Cross-vendor collaboration defines our strategic approach. The company partners with organizations that have also tokenized data through Datavant, enabling token-sharing for direct-to-patient outreach where appropriate. Other partnerships focus on providing “last mile” patient concierge services that can operate on the protected health information (PHI) side to follow up with identified patients
Measurement challenges persist where tracking conversion from identification to randomization requires coordination across MSLs, contracting teams, patient services, and sites — a cross-functional orchestration that extends beyond traditional recruitment vendor scope.
From proprietary advantage to collaborative ecosystem
Third-generation recruitment represents a paradigm shift from simply hiring the best sites to identifying patients both in and around sites at a specific moment in time based on their clinical pathway. It is important to frame patient access as both a data and service delivery challenge rather than simply a site selection problem.
Sponsors increasingly use tokenized RWD for protocol design and feasibility analysis before finalizing inclusion-exclusion criteria, preventing enrollment challenges through evidence-based protocol optimization.

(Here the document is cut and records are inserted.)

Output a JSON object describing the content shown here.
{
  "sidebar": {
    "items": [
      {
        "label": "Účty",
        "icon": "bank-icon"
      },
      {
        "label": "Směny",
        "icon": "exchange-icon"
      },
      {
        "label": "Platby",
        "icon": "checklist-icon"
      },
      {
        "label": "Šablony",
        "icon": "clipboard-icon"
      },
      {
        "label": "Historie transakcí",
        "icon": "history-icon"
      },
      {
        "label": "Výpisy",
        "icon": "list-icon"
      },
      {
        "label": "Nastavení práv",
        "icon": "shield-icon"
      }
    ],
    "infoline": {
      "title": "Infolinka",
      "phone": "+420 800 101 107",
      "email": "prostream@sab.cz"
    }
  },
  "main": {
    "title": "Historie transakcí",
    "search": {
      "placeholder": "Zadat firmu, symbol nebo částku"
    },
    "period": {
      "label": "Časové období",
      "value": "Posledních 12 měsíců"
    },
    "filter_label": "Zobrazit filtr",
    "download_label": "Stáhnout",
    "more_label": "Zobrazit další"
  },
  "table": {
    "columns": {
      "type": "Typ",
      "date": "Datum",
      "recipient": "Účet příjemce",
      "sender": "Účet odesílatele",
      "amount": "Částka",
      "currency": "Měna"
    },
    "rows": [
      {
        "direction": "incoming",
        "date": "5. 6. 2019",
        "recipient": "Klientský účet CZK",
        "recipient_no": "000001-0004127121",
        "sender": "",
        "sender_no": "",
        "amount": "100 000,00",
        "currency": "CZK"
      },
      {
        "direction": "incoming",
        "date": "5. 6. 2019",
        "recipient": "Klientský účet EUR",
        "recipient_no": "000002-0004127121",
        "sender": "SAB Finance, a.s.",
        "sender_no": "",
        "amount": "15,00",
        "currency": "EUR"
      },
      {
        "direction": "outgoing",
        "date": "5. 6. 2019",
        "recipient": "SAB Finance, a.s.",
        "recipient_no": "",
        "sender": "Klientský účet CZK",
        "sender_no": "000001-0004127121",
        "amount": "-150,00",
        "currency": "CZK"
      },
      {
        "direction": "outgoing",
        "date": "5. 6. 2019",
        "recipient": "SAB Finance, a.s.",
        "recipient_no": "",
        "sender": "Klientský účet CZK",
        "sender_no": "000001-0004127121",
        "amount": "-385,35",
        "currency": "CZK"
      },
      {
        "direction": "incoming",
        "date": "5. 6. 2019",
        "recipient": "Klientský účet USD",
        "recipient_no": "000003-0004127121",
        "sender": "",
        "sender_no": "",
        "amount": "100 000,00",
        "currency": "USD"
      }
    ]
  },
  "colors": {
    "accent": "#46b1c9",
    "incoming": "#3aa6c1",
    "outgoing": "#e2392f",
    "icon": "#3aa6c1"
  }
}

This trend still has a long way to go, with significant upside for the industry.
Therapeutic area segmentation matters: Direct-to-patient campaigns retain value in chronic disease indications where patients can appropriately answer prescreening questions, while oncology, rare disease and any complex indications’ protocols require data-driven identification of protocol-matched patients and their treating physicians.
Third-generation recruitment will succeed not through just proprietary advantage but through orchestrated collaboration that combines RWD/proprietary data, tokenization, artificial intelligence (AI), and complex services collaboration into randomized patients.